The World Health Organization’s International Agency for Research on Cancer concluded that glyphosate is probably carcinogenic to humans.

Benbrook’s paper says there were about 1.4 billion hectares of actively farmed, arable cropland worldwide in 2014. Across this land mass, there were an estimated 747 million kg (1.64 billion Lbs.) of agricultural applications of glyphosate.

“If this volume of glyphosate had been applied evenly, about 0.53 kg of glyphosate could have been sprayed on every hectare of cropland on the planet (0.47 lbs./acre),” it says.

“The average rate of glyphosate applications per hectare per crop year during 2014 fell in the range of 1.5 kg to 2.0 kg per hectare. (.68 lb. to .9 lb./acre)”

The paper says genetically engineered, herbicide-tolerant crops now account for about 56% of global glyphosate use.

“In the U.S., no pesticide has come remotely close to such intensive and widespread use,” it says. “Given that glyphosate is moderately persistent and mobile, levels in surface and groundwater will be likely to rise in step with use, and this will increase the diversity of potential routes of animal and human exposure.”

Global agricultural use of glyphosate mushroomed following adoption of GE-HT crops in 1996. The total volume applied by farmers rose 14.6-fold, from 51 million kg (113 million lbs.) in 1995 to 747 million kg (1.65 billion lbs.) in 2014.

In this same time period, agricultural use of glyphosate in the U.S. rose 9.1-fold.

In the U.S. soybean sector, the average number of glyphosate applications rose from 1.1 per crop year in 1996 to 1.52 in 2014, while the one-time rate of application rose from 0.7 kg/hectare (0.63 lbs./acre) to 1.1 kg/ha (0.98 lb./acre) in the same period.

The average two applications in recent years on winter wheat could include a pre- or at-plant spray, an application during a summer fallow period, and/or a late-season application intended to speed up harvest operations.

The average rate per crop year – the single most important indicator of the intensity of glyphosate use – rose a dramatic 4.4-fold from 0.47 kg/ha (1,16 lbs./acre) in 1993 to 2.08 kg/ha (5.13 lbs./acre) in 2012.

“Harvest-aid uses of glyphosate have become increasingly common since the mid-2000s in U.S. northern-tier states on wheat, barley, edible beans, and a few other crops, as well as in much of northern Europe,” the report says.

Because such applications occur within days of harvest, they result in much higher residues in the harvested foodstuffs.

“To cover such residues, Monsanto and other glyphosate registrants have requested, and generally been granted, substantial increases in glyphosate tolerance levels in several crops, as well as in the animal forages derived from such crops,” the report says.

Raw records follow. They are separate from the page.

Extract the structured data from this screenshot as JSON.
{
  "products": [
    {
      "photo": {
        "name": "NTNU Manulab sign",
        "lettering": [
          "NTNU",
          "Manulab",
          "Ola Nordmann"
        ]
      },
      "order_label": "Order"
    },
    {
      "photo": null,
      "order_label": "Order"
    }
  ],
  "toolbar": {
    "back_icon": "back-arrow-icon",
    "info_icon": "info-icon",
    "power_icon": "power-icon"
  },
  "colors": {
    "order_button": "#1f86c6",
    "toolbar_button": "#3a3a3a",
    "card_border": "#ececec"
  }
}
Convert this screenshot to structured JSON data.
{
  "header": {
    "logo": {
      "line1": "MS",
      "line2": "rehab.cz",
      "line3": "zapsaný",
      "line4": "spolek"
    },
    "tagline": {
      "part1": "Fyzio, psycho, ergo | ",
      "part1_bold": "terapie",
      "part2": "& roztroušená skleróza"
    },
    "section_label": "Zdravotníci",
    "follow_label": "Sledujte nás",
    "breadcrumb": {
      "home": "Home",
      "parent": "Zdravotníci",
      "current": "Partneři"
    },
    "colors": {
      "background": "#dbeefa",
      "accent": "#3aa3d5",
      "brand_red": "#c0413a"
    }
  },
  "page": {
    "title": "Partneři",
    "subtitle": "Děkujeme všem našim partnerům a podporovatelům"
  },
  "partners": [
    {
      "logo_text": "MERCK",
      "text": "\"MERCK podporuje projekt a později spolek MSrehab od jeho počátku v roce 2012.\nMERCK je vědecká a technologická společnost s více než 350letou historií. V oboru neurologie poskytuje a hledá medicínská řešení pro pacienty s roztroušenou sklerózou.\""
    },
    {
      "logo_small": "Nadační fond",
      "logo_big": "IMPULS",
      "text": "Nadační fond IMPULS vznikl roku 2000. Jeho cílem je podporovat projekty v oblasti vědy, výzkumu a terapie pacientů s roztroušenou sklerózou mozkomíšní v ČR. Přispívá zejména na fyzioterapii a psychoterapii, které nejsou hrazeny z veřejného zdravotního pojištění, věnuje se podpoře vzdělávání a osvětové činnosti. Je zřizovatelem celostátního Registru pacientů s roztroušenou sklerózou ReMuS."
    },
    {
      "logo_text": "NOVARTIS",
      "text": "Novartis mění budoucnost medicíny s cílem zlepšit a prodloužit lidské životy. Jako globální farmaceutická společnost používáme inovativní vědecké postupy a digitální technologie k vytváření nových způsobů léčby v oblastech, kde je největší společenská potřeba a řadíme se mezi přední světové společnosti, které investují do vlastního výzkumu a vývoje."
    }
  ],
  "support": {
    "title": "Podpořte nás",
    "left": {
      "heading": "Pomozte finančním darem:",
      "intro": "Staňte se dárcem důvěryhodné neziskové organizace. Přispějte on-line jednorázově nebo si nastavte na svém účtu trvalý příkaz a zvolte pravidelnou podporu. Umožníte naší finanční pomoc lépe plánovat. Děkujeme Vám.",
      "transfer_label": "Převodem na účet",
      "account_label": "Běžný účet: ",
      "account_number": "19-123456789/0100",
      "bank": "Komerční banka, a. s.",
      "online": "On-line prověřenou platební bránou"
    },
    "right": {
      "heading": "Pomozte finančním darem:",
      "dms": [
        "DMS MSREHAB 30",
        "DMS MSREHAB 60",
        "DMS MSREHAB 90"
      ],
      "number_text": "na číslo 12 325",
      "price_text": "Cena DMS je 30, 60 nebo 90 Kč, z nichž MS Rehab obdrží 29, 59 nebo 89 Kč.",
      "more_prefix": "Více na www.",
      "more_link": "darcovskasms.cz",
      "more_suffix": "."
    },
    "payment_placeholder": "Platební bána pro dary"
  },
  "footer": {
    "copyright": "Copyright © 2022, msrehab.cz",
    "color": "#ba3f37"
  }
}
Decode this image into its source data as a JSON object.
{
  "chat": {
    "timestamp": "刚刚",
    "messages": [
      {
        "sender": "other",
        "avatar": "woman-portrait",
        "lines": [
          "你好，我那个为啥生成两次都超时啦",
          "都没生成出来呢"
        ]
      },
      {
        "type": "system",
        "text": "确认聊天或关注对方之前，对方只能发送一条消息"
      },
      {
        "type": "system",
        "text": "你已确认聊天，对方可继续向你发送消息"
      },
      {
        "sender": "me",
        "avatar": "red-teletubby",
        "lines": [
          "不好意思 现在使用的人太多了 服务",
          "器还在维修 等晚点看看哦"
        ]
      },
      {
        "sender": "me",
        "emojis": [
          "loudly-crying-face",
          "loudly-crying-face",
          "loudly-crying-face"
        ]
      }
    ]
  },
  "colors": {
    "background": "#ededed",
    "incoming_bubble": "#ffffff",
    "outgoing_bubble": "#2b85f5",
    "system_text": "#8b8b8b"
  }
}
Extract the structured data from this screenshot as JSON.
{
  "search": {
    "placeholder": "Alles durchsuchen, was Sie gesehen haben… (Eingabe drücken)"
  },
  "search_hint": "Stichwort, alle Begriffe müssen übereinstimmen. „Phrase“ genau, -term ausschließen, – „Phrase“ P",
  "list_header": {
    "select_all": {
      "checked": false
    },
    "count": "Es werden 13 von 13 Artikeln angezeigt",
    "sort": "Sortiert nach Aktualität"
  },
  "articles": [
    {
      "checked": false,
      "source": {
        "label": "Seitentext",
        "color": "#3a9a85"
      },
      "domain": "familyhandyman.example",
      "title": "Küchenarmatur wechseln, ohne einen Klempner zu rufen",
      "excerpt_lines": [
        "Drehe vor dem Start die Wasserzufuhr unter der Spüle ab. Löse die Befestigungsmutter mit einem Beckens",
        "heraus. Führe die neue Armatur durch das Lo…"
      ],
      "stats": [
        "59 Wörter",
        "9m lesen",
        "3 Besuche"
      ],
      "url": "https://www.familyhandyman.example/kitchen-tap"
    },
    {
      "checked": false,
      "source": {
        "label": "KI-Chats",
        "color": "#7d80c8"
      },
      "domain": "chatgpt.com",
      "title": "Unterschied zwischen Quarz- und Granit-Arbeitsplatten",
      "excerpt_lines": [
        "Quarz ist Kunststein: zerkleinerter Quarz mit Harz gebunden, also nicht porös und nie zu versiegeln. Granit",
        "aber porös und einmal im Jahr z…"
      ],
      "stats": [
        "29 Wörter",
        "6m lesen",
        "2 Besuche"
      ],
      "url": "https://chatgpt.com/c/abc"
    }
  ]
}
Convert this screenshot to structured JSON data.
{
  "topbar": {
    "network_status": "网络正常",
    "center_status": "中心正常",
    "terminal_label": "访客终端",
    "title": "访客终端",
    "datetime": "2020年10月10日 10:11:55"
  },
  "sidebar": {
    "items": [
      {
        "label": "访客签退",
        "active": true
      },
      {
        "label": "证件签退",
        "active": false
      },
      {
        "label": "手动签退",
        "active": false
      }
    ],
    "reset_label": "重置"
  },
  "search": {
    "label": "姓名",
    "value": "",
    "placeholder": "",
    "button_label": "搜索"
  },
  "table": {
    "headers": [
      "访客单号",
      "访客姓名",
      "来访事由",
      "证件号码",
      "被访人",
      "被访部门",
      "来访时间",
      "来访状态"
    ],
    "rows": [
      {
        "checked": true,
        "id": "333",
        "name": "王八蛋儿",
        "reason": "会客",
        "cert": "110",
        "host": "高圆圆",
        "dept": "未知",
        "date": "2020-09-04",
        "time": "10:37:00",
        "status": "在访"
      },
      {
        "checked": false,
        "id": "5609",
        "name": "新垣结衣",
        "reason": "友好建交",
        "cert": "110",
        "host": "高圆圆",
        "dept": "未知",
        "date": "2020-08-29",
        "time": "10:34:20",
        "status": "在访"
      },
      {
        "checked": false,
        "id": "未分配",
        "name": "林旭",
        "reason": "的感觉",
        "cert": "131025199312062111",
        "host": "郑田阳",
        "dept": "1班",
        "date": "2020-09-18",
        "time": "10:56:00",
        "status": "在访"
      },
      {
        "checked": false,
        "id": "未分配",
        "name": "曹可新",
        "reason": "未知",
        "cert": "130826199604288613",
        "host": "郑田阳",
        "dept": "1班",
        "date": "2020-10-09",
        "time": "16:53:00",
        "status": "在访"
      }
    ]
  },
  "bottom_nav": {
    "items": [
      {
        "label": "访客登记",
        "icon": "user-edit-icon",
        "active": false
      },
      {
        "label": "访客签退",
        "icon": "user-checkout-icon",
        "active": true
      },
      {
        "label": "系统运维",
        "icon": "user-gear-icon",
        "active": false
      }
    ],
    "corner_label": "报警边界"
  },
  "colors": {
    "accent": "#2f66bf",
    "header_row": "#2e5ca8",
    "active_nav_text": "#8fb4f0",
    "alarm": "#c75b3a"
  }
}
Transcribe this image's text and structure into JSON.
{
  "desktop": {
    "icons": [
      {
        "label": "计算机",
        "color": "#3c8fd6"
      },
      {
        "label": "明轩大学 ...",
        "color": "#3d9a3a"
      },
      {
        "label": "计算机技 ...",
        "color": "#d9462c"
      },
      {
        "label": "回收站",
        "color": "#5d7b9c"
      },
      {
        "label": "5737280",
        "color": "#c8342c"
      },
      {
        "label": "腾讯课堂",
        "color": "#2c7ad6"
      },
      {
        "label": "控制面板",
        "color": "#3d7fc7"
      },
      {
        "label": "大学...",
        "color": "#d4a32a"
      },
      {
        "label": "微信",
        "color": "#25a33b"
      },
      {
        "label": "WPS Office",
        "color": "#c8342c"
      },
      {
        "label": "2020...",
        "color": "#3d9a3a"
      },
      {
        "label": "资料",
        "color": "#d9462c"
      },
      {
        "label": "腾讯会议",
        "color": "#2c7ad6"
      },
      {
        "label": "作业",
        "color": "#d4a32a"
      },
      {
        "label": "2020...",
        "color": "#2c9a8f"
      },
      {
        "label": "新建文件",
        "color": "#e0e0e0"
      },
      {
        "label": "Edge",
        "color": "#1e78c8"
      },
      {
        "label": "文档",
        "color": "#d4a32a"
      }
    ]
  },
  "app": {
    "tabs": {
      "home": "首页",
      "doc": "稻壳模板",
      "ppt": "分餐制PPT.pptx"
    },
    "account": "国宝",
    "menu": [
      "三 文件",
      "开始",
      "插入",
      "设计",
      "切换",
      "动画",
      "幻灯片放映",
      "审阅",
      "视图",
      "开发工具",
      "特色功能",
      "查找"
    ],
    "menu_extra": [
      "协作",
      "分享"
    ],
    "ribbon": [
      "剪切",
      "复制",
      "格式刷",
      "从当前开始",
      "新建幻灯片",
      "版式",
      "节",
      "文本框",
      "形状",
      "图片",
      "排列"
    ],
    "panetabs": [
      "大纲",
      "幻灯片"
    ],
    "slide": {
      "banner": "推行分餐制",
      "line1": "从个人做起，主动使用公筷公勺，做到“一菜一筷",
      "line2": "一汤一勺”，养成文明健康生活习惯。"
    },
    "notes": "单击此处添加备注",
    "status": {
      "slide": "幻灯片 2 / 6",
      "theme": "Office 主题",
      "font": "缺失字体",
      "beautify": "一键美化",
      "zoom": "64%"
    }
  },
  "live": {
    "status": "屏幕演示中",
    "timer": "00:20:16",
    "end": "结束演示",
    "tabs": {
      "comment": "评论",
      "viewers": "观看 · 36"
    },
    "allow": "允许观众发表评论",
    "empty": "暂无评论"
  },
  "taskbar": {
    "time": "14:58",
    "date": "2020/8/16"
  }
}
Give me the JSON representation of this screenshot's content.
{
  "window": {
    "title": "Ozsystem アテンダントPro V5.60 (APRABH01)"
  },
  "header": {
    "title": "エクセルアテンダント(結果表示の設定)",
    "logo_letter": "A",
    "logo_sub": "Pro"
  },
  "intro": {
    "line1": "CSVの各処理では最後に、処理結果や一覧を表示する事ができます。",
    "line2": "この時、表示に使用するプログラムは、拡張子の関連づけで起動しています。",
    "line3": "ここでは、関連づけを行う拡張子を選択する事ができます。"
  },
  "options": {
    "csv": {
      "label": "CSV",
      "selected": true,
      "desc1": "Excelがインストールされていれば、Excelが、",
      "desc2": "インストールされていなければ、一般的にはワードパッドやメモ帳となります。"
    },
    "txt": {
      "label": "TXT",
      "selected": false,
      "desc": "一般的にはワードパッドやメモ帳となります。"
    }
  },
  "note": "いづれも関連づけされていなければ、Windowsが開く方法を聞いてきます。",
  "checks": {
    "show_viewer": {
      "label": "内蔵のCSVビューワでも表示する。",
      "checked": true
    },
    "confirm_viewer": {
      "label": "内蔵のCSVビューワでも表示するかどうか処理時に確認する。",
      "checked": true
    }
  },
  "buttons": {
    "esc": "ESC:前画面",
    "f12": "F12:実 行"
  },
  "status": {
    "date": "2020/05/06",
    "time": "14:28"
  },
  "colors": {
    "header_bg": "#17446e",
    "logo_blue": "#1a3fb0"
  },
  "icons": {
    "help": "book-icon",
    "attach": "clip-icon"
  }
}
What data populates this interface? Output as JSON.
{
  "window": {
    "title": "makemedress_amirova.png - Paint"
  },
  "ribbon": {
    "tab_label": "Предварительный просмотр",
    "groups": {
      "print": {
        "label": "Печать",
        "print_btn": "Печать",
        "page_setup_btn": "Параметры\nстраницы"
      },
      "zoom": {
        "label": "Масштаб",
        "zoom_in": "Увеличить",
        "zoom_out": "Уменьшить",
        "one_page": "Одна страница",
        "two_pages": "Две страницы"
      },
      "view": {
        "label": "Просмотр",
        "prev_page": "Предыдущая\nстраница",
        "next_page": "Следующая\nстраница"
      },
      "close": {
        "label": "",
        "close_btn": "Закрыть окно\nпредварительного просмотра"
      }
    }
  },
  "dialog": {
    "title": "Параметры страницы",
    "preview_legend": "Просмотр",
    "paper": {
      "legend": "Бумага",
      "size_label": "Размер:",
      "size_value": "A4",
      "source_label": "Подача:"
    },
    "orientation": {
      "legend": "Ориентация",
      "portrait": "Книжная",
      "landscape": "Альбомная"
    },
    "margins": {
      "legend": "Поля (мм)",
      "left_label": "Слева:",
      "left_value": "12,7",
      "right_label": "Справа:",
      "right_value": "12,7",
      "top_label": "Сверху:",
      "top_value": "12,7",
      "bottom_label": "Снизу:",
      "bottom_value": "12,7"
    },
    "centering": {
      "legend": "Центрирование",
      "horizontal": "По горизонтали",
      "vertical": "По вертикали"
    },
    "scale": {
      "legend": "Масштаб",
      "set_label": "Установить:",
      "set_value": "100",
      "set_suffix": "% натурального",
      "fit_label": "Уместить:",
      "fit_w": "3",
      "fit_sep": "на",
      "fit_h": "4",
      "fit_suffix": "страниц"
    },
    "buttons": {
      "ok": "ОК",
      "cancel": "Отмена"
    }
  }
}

There was a 2,000-fold increase in the glyphosate tolerance on dry alfalfa hay and silage from 1993 to 2014, an increase made necessary by the approval and planting of GE-HT alfalfa.

The report says while levels of glyphosate in the air, water, and food remain well below acceptable daily intakes set by regulatory bodies around the world. a growing body of literature points to possible, adverse environmental, ecological, and human health consequences following exposure to glyphosate/

“The upward trend in glyphosate use has, and will likely continue to contribute to incremental increases in environmental loadings and human exposures to glyphosate, its major metabolite aminomethylphosphonic acid (AMPA), and various surfactants and adjuvants used in formulating end-use glyphosate-based herbicides,” it says.